I know you won’t believe me, but it actually goes by pretty fast! Unless you’re hungry. Then it’s as slow as molasses.
But church is actually fun for the most part. Lessons are interactive, musical numbers are often really beautiful, and there’s an awful lot of socializing. One thing Mormons do exceptionally well is make people feel welcome.
And most Sundays, church is spiritually uplifting — unless some commenter in Sunday School decides to relate the gospel to current political issues… and then you’re like, “Whaaaaaat?” But if you go with the right attitude, you’ll get something out of church every time; you’ll feel God’s love, you’ll learn a new principle, you’ll make a resolve to improve something in your life.
But in the midst of the spiritual enlightenment and socializing, there’s this period of time in the lifespan of a Mormon parent when church is what I call The Void.
The Void takes place when a baby learns to walk, and lasts until that baby turns exactly 18 months old.
In a Mormon church, babies hang out with their parents (or in the arms of baby-obsessed friends) for the full three hours. At the age of 18 months, they get to attend Nursery, which is a magical place — if you aren’t in charge of it, that is.
In Nursery, 18-month-old to 3-year-old children play with toys, sing wiggle songs, pop bubbles, and hear an incredibly short and interactive lesson fit for their goldfish-brain attention spans. And they stay there for the last two hours of church! See? Magic!
But when a baby starts walking, and before he’s old enough to attend Nursery, it’s almost guaranteed that baby will spend church running away from his loving parents for 180 straight minutes. If the parents are hoping to get spiritual enlightenment, socializing, or even a little bit of rest during church, they’re delusional. Welcome to The Void.
You might think it makes more sense to just stop attending church during The Void, but… well, actually I have no argument — it really does make a lot of sense. But I just know that we, and most parents, muscle through that time, occasionally catching snippets of spiritual enlightenment or friendly smiles and conversation during the moments when our walking toddler sits down to eat a snack or becomes obsessed with climbing on and off the same spot on a bench somewhere.
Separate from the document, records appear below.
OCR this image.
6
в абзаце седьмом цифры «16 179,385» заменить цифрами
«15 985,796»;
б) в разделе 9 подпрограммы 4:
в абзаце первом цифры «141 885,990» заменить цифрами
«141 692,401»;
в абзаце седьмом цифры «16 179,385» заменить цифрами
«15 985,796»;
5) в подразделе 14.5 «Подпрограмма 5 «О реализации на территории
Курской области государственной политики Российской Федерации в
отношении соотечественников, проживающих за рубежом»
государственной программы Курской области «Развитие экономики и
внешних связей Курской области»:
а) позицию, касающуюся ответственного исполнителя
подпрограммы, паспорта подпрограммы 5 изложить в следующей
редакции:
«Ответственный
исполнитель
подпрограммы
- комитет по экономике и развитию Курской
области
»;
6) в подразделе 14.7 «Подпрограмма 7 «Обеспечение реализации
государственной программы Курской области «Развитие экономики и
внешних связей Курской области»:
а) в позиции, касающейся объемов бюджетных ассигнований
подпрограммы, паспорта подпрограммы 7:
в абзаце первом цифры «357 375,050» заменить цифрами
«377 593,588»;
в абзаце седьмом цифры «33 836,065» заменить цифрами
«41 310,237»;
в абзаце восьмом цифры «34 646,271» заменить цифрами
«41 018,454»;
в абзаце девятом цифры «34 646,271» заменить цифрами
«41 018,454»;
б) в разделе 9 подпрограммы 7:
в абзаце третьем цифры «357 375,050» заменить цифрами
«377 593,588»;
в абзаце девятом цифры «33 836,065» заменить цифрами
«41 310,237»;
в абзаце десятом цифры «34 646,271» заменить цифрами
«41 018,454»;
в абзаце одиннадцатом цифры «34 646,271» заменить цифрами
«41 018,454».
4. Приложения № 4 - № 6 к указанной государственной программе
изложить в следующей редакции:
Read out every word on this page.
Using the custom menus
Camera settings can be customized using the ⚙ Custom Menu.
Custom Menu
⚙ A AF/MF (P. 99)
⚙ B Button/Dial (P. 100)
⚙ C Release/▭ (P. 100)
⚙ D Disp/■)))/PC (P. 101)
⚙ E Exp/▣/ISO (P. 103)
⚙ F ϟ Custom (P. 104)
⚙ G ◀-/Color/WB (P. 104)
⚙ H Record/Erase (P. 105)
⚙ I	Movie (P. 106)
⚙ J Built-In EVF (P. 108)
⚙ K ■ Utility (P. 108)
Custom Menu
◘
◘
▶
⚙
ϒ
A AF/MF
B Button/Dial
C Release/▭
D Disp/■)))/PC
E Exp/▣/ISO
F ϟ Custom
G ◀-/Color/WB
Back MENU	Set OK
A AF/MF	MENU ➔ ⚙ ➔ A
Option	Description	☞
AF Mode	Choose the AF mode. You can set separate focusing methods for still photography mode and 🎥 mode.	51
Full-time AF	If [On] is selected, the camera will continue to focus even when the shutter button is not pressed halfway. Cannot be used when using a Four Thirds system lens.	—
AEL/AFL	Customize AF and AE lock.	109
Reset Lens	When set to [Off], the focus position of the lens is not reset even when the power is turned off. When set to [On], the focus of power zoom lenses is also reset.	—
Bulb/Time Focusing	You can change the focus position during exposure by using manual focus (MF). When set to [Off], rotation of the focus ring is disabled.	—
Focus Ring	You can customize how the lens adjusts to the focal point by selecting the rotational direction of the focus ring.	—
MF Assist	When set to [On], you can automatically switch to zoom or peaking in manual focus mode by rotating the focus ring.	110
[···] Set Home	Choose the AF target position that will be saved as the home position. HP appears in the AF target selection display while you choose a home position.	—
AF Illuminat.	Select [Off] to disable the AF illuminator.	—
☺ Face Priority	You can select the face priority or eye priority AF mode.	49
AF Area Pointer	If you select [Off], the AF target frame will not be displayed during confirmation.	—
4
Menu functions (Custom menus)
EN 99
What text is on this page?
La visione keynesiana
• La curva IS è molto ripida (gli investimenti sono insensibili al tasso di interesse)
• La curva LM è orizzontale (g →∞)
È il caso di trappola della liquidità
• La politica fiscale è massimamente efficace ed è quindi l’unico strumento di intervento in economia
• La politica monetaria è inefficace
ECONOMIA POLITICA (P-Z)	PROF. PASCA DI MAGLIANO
We tell ourselves those short moments are worth the long months of The Void, and ultimately — they are.
Because if we stopped going to church during that time, we may not have the resolve to get dressed and head to church on a Sunday morning once our babies turn 18 months old.
And the moment we get to hand our cute babes off to the saints in Nursery and get back to spiritual enlightenment and socializing is made all that much sweeter since we now know what it’s like to miss out.
And our kids? They have the time of their life while learning little nuggets about Jesus. Little Rex came out of his first day of Nursery yesterday smiling, grinning, and full of hugs.
He’s still in a phase of answering “No” to every question, but his “nos” are distinguished by context. If he smiles while he says “no,” he’s really saying “yes.” I worried how that would go over with teachers in Nursery who don’t know Rex language, but judging by his good mood, everyone figured each other out.
In the car after church, I asked him, “Did you play with toys?”
“NO!” Big smiles.
“Did you play with bubbles?”
“NO!” Huge grin.
“Did you learn about Jesus?”
“NO!” Hands in the air with a wide smile on his face.
In conclusion, Nursery was a success for us all.